If $H$ is a normal subgroup of $S_n$ where $(12)(34)∈ H$, $Sn/H \cong {e}$ or $Sn/H \cong Z/2Z$.
I need to prove the above statement and I have figured out that
If I'm right, I need to prove that if $(12)(34)∈ H$, $H = A_n$ or $H = e$.
I can see that $H$ could be $A_n$ as $(12)(34)$ is even. However, isn't it possible that there exits some normal subgroup of $S_n$ that contains $(12)(34)$ but not $A_n$?

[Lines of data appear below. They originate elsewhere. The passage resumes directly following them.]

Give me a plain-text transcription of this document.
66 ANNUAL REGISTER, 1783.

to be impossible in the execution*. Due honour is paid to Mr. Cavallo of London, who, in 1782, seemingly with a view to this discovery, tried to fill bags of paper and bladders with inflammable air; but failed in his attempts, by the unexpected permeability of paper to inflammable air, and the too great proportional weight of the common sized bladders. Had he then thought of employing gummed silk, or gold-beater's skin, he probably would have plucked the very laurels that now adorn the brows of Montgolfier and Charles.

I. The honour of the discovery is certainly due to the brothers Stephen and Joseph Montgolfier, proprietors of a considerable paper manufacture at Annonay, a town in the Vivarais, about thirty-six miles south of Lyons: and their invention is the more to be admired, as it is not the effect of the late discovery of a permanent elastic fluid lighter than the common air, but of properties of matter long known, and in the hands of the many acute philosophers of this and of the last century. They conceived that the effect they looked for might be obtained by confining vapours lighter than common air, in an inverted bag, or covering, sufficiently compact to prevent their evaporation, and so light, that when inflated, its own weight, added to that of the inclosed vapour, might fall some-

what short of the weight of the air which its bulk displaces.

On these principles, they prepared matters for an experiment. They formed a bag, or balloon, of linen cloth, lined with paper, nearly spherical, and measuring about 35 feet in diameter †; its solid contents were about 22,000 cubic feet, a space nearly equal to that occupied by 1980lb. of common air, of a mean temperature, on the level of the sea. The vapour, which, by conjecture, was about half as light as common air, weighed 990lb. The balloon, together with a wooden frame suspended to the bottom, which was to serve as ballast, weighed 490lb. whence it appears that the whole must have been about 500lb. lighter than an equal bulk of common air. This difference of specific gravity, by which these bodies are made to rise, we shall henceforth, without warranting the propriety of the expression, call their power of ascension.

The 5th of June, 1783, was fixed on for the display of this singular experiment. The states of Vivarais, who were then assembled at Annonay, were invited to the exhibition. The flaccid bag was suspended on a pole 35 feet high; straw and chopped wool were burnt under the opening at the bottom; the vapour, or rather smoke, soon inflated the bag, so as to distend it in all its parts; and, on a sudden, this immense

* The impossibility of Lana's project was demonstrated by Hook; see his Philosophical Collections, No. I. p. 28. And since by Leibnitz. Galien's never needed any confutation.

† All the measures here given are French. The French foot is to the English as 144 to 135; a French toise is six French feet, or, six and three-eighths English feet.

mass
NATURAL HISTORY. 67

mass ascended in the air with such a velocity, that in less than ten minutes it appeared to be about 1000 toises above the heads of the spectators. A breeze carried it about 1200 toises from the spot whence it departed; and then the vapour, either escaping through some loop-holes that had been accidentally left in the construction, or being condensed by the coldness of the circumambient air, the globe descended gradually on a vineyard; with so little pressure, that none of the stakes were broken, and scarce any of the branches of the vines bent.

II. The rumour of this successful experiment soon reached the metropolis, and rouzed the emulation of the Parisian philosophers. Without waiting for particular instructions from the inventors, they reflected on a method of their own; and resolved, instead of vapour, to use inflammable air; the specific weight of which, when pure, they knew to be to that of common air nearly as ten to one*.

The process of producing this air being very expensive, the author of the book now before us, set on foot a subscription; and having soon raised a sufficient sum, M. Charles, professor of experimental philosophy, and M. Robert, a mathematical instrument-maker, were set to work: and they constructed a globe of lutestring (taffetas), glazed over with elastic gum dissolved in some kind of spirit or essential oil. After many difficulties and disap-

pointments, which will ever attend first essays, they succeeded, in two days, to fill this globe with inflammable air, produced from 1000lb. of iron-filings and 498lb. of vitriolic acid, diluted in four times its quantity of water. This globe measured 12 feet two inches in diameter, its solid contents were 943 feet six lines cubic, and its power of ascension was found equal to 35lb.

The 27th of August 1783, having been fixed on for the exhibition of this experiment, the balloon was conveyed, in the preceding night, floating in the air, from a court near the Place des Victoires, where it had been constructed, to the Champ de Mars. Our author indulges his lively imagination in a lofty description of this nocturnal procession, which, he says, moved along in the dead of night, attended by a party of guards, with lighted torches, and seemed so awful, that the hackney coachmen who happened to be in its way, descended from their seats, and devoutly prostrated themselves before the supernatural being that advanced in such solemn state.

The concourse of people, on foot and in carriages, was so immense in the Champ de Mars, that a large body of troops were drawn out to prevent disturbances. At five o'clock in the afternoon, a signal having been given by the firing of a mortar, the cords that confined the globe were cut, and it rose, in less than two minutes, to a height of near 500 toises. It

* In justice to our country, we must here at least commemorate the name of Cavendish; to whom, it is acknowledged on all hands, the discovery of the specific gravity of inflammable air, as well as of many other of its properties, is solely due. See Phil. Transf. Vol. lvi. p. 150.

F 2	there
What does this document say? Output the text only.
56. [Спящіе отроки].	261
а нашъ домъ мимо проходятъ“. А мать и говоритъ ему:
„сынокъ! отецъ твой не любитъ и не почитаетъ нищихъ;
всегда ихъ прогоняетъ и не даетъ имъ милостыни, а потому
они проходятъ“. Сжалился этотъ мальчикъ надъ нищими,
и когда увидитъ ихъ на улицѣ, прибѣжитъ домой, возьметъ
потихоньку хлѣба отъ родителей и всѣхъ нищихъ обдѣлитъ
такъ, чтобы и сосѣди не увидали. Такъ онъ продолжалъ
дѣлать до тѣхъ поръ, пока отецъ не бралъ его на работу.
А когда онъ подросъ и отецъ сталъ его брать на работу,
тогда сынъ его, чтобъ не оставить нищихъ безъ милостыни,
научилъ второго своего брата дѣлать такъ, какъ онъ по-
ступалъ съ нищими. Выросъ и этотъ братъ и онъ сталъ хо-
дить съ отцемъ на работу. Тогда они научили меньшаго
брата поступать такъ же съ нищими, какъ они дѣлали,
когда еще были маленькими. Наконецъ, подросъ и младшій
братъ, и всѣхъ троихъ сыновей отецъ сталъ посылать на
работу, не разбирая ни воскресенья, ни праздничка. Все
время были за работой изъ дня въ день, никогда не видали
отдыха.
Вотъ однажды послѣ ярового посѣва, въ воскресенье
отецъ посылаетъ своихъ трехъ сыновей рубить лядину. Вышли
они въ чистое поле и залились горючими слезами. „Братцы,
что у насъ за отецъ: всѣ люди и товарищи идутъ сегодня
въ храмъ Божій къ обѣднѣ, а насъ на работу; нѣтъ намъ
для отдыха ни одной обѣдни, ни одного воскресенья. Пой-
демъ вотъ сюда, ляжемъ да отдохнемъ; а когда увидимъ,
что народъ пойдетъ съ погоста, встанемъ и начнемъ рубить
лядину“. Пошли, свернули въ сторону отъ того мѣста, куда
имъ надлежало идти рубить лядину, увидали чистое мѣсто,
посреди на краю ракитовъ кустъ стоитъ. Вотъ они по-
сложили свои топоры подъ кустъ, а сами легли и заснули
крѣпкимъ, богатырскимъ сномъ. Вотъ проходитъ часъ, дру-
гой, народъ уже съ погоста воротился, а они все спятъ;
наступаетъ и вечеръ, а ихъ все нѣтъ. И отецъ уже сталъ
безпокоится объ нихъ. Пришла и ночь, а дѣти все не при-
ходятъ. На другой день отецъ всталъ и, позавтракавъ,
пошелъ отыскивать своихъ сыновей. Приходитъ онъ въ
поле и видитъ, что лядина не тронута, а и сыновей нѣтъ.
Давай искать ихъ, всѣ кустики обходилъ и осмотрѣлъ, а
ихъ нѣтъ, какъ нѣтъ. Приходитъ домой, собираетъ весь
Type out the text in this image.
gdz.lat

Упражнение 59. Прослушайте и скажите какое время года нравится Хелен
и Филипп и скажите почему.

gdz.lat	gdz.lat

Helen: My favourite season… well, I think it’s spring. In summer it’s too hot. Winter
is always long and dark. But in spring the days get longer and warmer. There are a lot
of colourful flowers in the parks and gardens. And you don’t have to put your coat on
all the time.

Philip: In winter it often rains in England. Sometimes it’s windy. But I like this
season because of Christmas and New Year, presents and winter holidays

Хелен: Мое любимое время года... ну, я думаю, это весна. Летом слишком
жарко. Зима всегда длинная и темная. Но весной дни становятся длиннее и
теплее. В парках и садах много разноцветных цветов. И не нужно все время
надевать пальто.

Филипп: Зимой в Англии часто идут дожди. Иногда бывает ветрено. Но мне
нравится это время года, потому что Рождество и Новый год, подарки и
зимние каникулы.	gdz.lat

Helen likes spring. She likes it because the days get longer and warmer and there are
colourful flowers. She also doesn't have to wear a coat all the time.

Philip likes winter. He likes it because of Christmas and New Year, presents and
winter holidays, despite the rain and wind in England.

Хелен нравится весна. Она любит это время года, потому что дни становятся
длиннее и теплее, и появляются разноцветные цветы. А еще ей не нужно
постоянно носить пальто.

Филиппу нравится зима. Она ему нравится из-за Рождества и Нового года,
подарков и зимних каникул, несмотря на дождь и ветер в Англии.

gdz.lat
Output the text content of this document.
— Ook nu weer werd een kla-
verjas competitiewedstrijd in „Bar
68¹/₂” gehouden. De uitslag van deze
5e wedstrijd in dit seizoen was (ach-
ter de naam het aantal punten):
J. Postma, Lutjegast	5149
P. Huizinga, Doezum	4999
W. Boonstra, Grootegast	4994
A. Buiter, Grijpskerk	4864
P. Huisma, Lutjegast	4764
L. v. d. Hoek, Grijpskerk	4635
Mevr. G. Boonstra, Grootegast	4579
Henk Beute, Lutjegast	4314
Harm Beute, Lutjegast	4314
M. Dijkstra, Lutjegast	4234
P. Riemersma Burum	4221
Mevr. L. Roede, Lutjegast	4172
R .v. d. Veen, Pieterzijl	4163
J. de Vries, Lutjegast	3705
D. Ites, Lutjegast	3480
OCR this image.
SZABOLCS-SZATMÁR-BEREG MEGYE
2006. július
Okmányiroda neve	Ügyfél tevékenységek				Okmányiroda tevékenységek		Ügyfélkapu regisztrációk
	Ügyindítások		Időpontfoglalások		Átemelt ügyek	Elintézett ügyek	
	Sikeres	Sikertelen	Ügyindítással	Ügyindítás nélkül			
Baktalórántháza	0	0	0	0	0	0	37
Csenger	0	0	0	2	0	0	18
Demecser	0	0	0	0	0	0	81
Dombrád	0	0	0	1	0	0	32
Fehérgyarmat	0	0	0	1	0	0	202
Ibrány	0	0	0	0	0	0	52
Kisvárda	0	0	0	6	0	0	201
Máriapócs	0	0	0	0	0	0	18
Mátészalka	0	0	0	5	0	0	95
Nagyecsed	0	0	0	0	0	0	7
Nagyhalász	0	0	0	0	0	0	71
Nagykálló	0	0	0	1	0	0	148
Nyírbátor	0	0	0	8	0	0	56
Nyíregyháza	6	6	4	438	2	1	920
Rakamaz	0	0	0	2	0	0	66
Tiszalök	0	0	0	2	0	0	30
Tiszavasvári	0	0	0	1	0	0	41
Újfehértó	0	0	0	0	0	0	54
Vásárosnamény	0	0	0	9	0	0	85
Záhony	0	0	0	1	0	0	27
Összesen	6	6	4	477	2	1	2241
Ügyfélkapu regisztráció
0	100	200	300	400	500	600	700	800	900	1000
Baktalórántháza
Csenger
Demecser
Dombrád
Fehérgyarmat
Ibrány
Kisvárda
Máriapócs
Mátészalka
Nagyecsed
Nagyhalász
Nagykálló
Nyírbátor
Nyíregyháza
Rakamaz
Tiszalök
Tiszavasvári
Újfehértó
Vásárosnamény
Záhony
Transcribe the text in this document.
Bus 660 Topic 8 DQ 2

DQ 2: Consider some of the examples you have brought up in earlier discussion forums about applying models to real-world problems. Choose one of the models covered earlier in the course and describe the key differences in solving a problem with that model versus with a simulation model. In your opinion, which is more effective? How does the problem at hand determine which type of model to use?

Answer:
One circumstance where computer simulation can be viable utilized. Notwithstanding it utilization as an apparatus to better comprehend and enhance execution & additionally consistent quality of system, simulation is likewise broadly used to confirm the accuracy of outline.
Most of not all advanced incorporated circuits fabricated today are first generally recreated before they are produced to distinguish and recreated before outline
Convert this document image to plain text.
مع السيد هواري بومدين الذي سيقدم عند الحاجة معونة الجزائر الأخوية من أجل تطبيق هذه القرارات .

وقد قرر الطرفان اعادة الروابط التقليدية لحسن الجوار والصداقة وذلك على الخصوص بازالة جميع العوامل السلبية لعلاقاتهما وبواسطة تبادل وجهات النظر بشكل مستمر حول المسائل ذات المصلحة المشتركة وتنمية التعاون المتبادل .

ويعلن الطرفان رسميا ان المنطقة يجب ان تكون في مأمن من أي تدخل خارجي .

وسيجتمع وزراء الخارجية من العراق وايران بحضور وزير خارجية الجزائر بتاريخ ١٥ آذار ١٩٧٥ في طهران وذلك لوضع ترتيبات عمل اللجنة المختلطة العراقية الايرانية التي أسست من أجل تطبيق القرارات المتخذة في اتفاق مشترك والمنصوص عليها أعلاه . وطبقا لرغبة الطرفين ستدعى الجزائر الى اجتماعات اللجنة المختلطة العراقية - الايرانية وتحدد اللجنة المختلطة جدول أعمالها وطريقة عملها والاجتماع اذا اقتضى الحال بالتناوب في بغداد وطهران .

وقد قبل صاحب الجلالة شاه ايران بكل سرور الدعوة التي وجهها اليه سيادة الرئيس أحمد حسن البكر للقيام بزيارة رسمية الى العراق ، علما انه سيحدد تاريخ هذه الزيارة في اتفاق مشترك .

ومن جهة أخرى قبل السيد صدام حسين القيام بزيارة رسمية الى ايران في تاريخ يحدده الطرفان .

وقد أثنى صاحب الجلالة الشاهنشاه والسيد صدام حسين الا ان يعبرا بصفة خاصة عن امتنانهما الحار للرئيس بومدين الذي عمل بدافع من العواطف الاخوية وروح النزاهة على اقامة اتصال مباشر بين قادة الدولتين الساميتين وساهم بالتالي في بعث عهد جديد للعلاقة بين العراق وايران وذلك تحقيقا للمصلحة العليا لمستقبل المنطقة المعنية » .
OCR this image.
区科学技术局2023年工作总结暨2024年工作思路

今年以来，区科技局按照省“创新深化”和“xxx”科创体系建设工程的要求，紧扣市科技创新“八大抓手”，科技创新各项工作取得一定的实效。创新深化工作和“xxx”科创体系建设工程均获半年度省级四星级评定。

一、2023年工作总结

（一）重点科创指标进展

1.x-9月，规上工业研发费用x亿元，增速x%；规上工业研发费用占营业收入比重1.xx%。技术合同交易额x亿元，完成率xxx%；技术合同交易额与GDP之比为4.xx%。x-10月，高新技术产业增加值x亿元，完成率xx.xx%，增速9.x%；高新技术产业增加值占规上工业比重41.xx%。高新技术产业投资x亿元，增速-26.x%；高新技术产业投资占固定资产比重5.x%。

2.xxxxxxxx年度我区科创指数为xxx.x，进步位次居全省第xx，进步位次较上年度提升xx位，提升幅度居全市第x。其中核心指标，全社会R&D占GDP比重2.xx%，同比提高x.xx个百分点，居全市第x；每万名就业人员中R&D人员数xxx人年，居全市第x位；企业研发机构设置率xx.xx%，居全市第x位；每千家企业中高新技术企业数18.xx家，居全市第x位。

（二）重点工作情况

Let us consider $S_4$, then it is easy to verify that $H=\{e, (1\,2)(3\,4), (1\,3)(2\,4), (1\,4)(2\,3)\}$ is a normal subgroup of $S_4$ because $H$ is the union of conjugacy classes of $e$ and $(1\,2)(3\,4)$. Moreover $H$ contains the element $\color{red}{(1\,2)(3\,4)}$ but this subgroup $H$ is neither $A_4$ nor $S_4$.
So the statement you have in the title is false for $n=4$ as $\left|S_4/H\right|=6$.
Added text: However it can be shown that for $n \geq 5$ the only non-trivial normal subgroup of $S_n$ is $A_n$ (see Proving that $A_n$ is the only proper nontrivial normal subgroup of $S_n$, $n\geq 5$).
Thus if $(1 \,2 )(3 \, 4) \in H$ and $H$ is normal in $S_n$, then $H=S_n$ or $H=A_n$ and the statement follows.
Hint: Take the sign mapping $S_n\rightarrow\{\pm 1\}:\pi\mapsto {\rm sgn}(\pi)$. For $n\geq 2$, the mapping is an epimorphism and the kernel (normal subgroup) is the alternating group $A_n$. Since the permutation $(12)(34)$ is even, it lies in the kernel. The multiplicative group $\{\pm1\}$ is isomorphic to the additive group $Z/2Z$. By hypothesis, the kernel $H$ has order $n!/2$.
If $n\ge5$, then $(123)=(12)(23)=(12)(45)\cdot(45)(23)$.
Since conjugates of $(12)(34)$ are all $(ab)(cd)$ for distinct $a, b, c, d$, we get all 3-cycles in $H$, but these generate $A_n$.